Утром Лаци явился на квартиру к коменданту. В передней сидел молодой прапорщик.
— Что вам угодно? — спросил офицер.
— Я хотел бы поговорить с господином комендантом, — робко отвечал Лаци.
— По какому делу?
— По делу несчастного осужденного Иштвана
— Нельзя, — отрезал офицер. — Господину Кручаи сейчас недосуг.
Лаци в отчаянии умоляюще сложил руки, прапорщик же, взглянув на них, вскочил вдруг и почтительно поклонился:
— Прошу прощения, ваше превосходительство. Я думал: вы только просите, и не заметил, что вы имеете право приказывать.

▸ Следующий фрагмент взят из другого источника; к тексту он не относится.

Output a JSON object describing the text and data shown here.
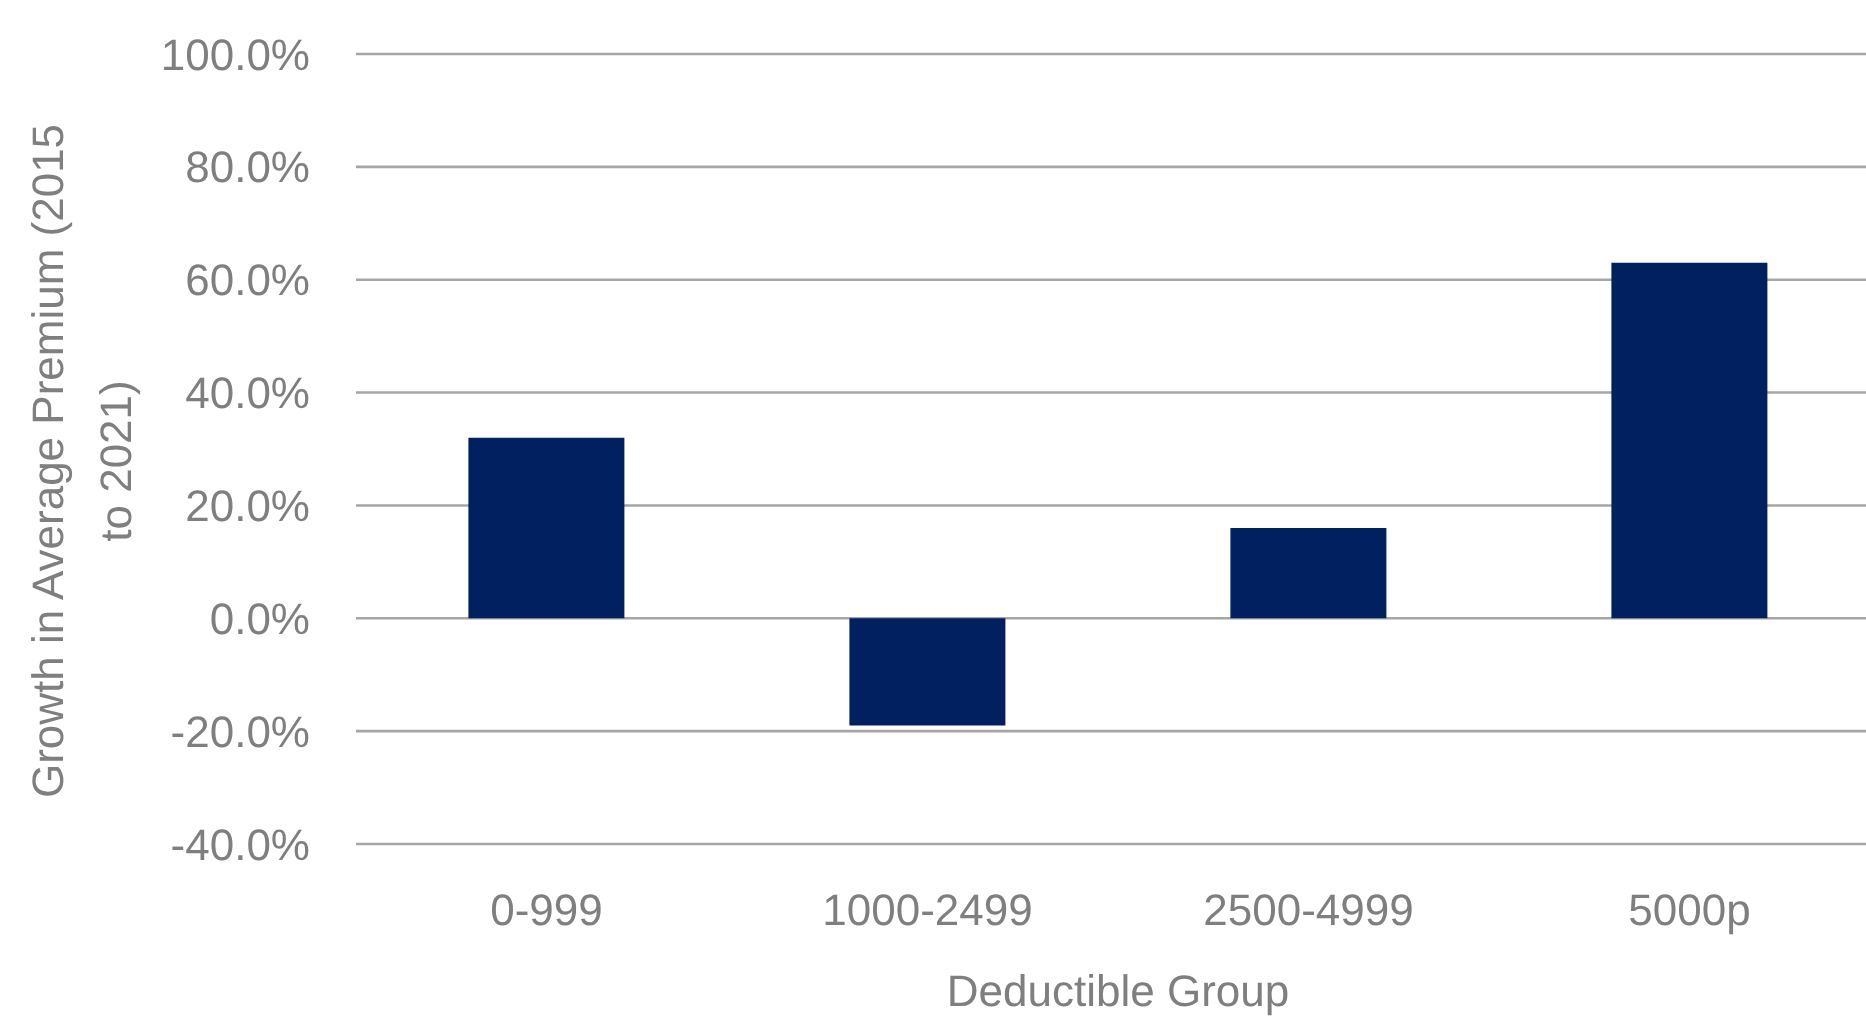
{
  "chart_data": {
    "type": "bar",
    "xlabel": "Deductible Group",
    "ylabel": "Growth in Average Premium (2015 to 2021)",
    "categories": [
      "0-999",
      "1000-2499",
      "2500-4999",
      "5000p"
    ],
    "values": [
      32,
      -19,
      16,
      63
    ],
    "color": "#002060",
    "ylim": [
      -40,
      100
    ],
    "yticks": [
      {
        "value": -40,
        "label": "-40.0%"
      },
      {
        "value": -20,
        "label": "-20.0%"
      },
      {
        "value": 0,
        "label": "0.0%"
      },
      {
        "value": 20,
        "label": "20.0%"
      },
      {
        "value": 40,
        "label": "40.0%"
      },
      {
        "value": 60,
        "label": "60.0%"
      },
      {
        "value": 80,
        "label": "80.0%"
      },
      {
        "value": 100,
        "label": "100.0%"
      }
    ],
    "grid": "y"
  }
}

С этими словами прапорщик бросился в соседнюю комнату, уже с порога добавив:
— Комендант тотчас же будет к вашим услугам.
Лаци показалось, что все это происходит с ним во сне. Что случилось вдруг с этим человеком, отчего он сразу так переменился?
Мгновение спустя в переднюю, тяжело дыша, вкатился толстобрюхий Кручаи, — с красной рожей и канареечно-желтыми волосами, по-куруцски схваченными сзади гребенкой. Лаци побледнел. Сколько раз вставала в его воображении эта ненавистная рожа: эти злые морщины на лбу и хитрый, не знающий пощады взгляд. Вот он, убийца их отца!
Старый Кручаи, отвесив поклон перед юношей, почтительно спросил:
— Каково будет приказание князя?
— Князя? — пролепетал Лаци, но тут же спохватился. — Я не понимаю вас, господин комендант, я…
— Я вижу secretum sigillurn[42], сударь, и готов выполнять ваши приказания.
41
См. Thaly — «Исследования по литературе и истории культуры эпохи Ракоци». (Прим. автора).
42
Тайный знак (лат.).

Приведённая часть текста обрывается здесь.